A little historical fleshing out:

First, one must recognize that "the admission of Kansas into the Union as a free state" was in fact a very, very big deal in 1855-56. At the time a territory, it was holding elections for a legislature to determine whether or not it would legalize slavery as a state. Kansas had an anti-slavery majority, but neighboring settlers from Missouri, pro-slavery, swarmed into Kansas by the thousands in order to stuff the ballots in favor of a pro-slavery legislature. The resulting legislature immediately legalized slavery, and the "free-staters" in Kansas just as quickly formed their own convention and drew up a plan for a free state. Keep in mind: this is 5 years before the Civil War broke out. The pro-slavery faction gathered a posse, marched to the town in which the free-staters had set up their headquarters, and sacked the entire town, burning the anti-slavery governor's house and destroying their printing presses. Out of this arose a series of conflicts on the borders of Kansas by armed bands of "Border Ruffians".

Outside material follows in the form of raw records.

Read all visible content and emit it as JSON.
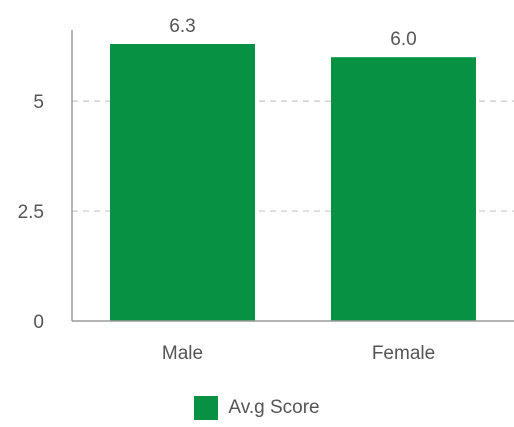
{
  "chart_data": {
    "type": "bar",
    "categories": [
      "Male",
      "Female"
    ],
    "series": [
      {
        "name": "Av.g Score",
        "values": [
          6.3,
          6.0
        ],
        "color": "#079142"
      }
    ],
    "data_labels": [
      "6.3",
      "6.0"
    ],
    "yticks": [
      0,
      2.5,
      5
    ],
    "ytick_labels": [
      "0",
      "2.5",
      "5"
    ],
    "ylim": [
      0,
      6.3
    ],
    "grid": "horizontal-dashed",
    "legend_position": "bottom-center",
    "title": "",
    "xlabel": "",
    "ylabel": ""
  }
}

So, now you know why Mr. Sumner was so upset: both sides of the debate saw "Bleeding Kansas," as the conflicts were known, as signs of the other side bringing war into the Union. So, he gave his speech: in it, he focused especially on Senator Andrew P. Butler of South Carolina, who was just as militantly and loudly pro-slavery as Sumner was against it. Another quote, directed at Butler directly, claimed that Butler had "chosen a mistress... who, though ugly to others, is always lovely to him, though polluted in the sight of the world, is chaste in his sight... the harlot slavery." Though perhaps not too scandalous by our standards, such references in the 1856 United States Senate turned a few heads.

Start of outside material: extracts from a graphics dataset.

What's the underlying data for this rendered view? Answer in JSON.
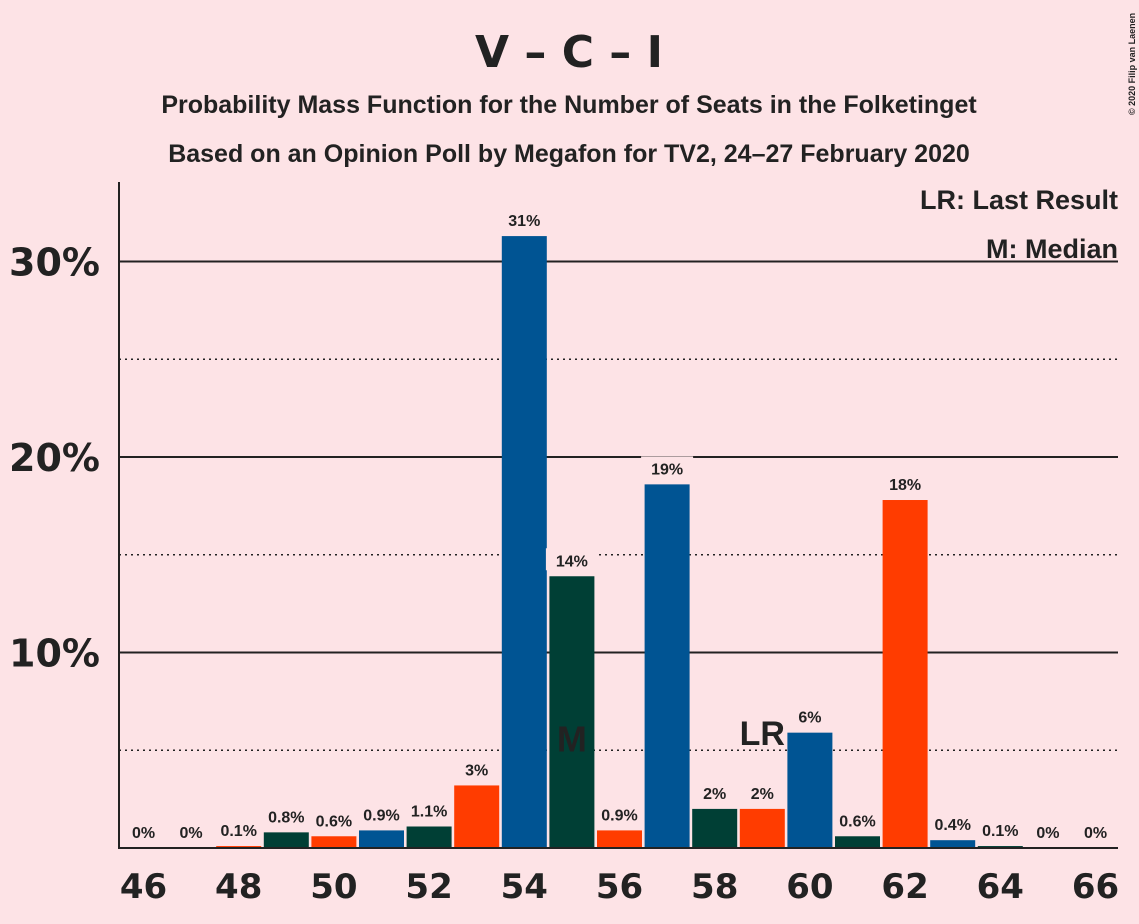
{
  "chart_data": {
    "type": "bar",
    "title": "V – C – I",
    "subtitle_line1": "Probability Mass Function for the Number of Seats in the Folketinget",
    "subtitle_line2": "Based on an Opinion Poll by Megafon for TV2, 24–27 February 2020",
    "copyright": "© 2020 Filip van Laenen",
    "legend_lr": "LR: Last Result",
    "legend_m": "M: Median",
    "median_marker": "M",
    "median_seat": 55,
    "last_result_marker": "LR",
    "last_result_seat": 59,
    "ylim": [
      0,
      34
    ],
    "y_ticks": [
      {
        "value": 10,
        "label": "10%"
      },
      {
        "value": 20,
        "label": "20%"
      },
      {
        "value": 30,
        "label": "30%"
      }
    ],
    "x_tick_labels": [
      "46",
      "48",
      "50",
      "52",
      "54",
      "56",
      "58",
      "60",
      "62",
      "64",
      "66"
    ],
    "colors": {
      "blue": "#005493",
      "green": "#003f35",
      "red": "#ff3c00",
      "background": "#fde3e6"
    },
    "bars": [
      {
        "seats": 46,
        "value": 0,
        "label": "0%",
        "color": "blue"
      },
      {
        "seats": 47,
        "value": 0,
        "label": "0%",
        "color": "green"
      },
      {
        "seats": 48,
        "value": 0.1,
        "label": "0.1%",
        "color": "red"
      },
      {
        "seats": 49,
        "value": 0.8,
        "label": "0.8%",
        "color": "green"
      },
      {
        "seats": 50,
        "value": 0.6,
        "label": "0.6%",
        "color": "red"
      },
      {
        "seats": 51,
        "value": 0.9,
        "label": "0.9%",
        "color": "blue"
      },
      {
        "seats": 52,
        "value": 1.1,
        "label": "1.1%",
        "color": "green"
      },
      {
        "seats": 53,
        "value": 3.2,
        "label": "3%",
        "color": "red"
      },
      {
        "seats": 54,
        "value": 31.3,
        "label": "31%",
        "color": "blue"
      },
      {
        "seats": 55,
        "value": 13.9,
        "label": "14%",
        "color": "green"
      },
      {
        "seats": 56,
        "value": 0.9,
        "label": "0.9%",
        "color": "red"
      },
      {
        "seats": 57,
        "value": 18.6,
        "label": "19%",
        "color": "blue"
      },
      {
        "seats": 58,
        "value": 2.0,
        "label": "2%",
        "color": "green"
      },
      {
        "seats": 59,
        "value": 2.0,
        "label": "2%",
        "color": "red"
      },
      {
        "seats": 60,
        "value": 5.9,
        "label": "6%",
        "color": "blue"
      },
      {
        "seats": 61,
        "value": 0.6,
        "label": "0.6%",
        "color": "green"
      },
      {
        "seats": 62,
        "value": 17.8,
        "label": "18%",
        "color": "red"
      },
      {
        "seats": 63,
        "value": 0.4,
        "label": "0.4%",
        "color": "blue"
      },
      {
        "seats": 64,
        "value": 0.1,
        "label": "0.1%",
        "color": "green"
      },
      {
        "seats": 65,
        "value": 0,
        "label": "0%",
        "color": "red"
      },
      {
        "seats": 66,
        "value": 0,
        "label": "0%",
        "color": "blue"
      }
    ]
  }
}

One such head was that of Mr. Brooks himself, a member of the House of Representatives, also from South Carolina.; the reason he was particularly enraged was that he was, in fact, Mr. Butlers's nephew.

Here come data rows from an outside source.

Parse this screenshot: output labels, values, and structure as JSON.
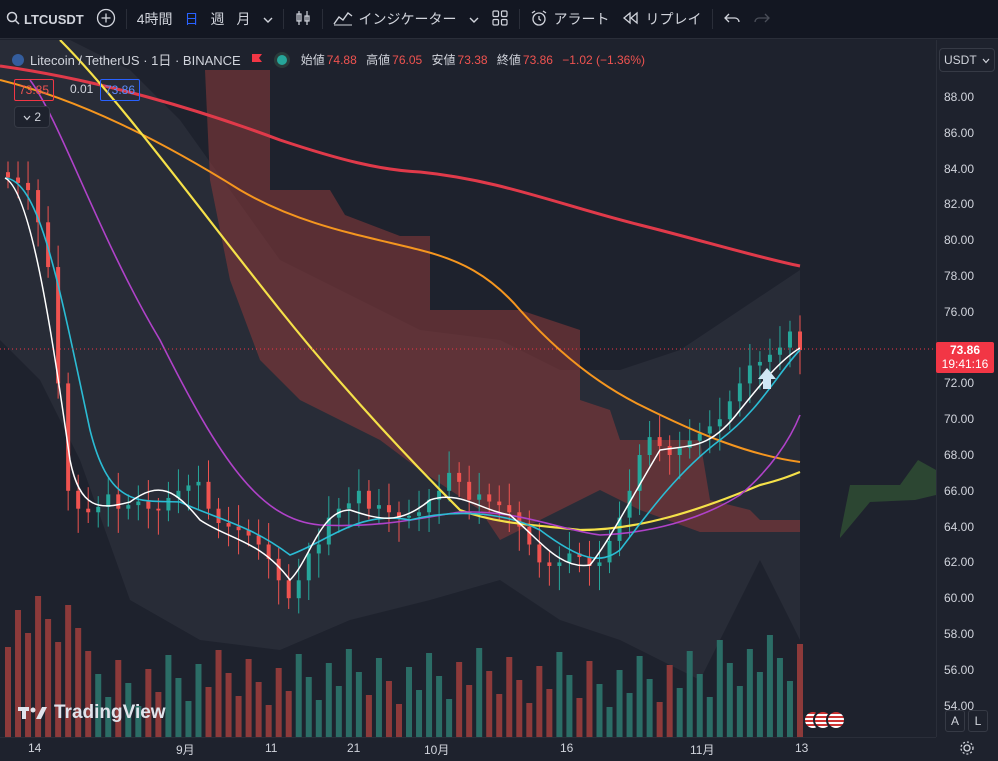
{
  "toolbar": {
    "symbol": "LTCUSDT",
    "timeframes": [
      "4時間",
      "日",
      "週",
      "月"
    ],
    "active_timeframe": "日",
    "indicators": "インジケーター",
    "alert": "アラート",
    "replay": "リプレイ"
  },
  "legend": {
    "title": "Litecoin / TetherUS · 1日 · BINANCE",
    "open_label": "始値",
    "open": "74.88",
    "high_label": "高値",
    "high": "76.05",
    "low_label": "安値",
    "low": "73.38",
    "close_label": "終値",
    "close": "73.86",
    "change": "−1.02 (−1.36%)",
    "bid": "73.85",
    "spread": "0.01",
    "ask": "73.86",
    "collapse_count": "2"
  },
  "price_axis": {
    "currency": "USDT",
    "ticks": [
      "88.00",
      "86.00",
      "84.00",
      "82.00",
      "80.00",
      "78.00",
      "76.00",
      "74.00",
      "72.00",
      "70.00",
      "68.00",
      "66.00",
      "64.00",
      "62.00",
      "60.00",
      "58.00",
      "56.00",
      "54.00"
    ],
    "current_price": "73.86",
    "countdown": "19:41:16"
  },
  "time_axis": {
    "ticks": [
      "14",
      "9月",
      "11",
      "21",
      "10月",
      "16",
      "11月",
      "13"
    ]
  },
  "buttons": {
    "auto": "A",
    "log": "L"
  },
  "watermark": "TradingView",
  "colors": {
    "up": "#26a69a",
    "down": "#ef5350",
    "accent": "#2962ff",
    "bg": "#1e222d"
  },
  "chart_data": {
    "type": "candlestick",
    "x_labels": [
      "14",
      "9月",
      "11",
      "21",
      "10月",
      "16",
      "11月",
      "13"
    ],
    "ylim": [
      53,
      90
    ],
    "closes": [
      83.5,
      83.2,
      82.8,
      81.0,
      78.5,
      72.0,
      66.0,
      65.0,
      64.8,
      65.1,
      65.8,
      65.0,
      65.2,
      65.4,
      65.0,
      64.9,
      65.6,
      66.0,
      66.3,
      66.5,
      65.0,
      64.2,
      64.0,
      63.8,
      63.5,
      63.0,
      62.2,
      61.0,
      60.0,
      61.0,
      62.5,
      63.0,
      64.5,
      65.0,
      65.3,
      66.0,
      65.0,
      65.2,
      64.8,
      64.5,
      64.6,
      64.8,
      65.5,
      66.0,
      67.0,
      66.5,
      65.5,
      65.8,
      65.4,
      65.2,
      64.8,
      64.0,
      63.0,
      62.0,
      61.8,
      62.0,
      62.5,
      62.3,
      61.8,
      62.0,
      63.2,
      64.5,
      66.0,
      68.0,
      69.0,
      68.5,
      68.0,
      68.4,
      68.8,
      69.2,
      69.6,
      70.0,
      71.0,
      72.0,
      73.0,
      73.2,
      73.6,
      74.0,
      74.9,
      73.86
    ]
  }
}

Telcomac99, however, leaves out what might be the most dramatic and brutal part of the affair. According to Alan Brinkley: "Sumner, trapped in his chair (the Senate desks were bolted directly to the floor, as were the chairs, and thus one could not simply slide out of one's chair) rose in agony with such strength that he tore the desk from the bolts holding it to the floor. Then he collapsed, bleeding and unconscious."

Sumner was not able to return, in fact, for four years.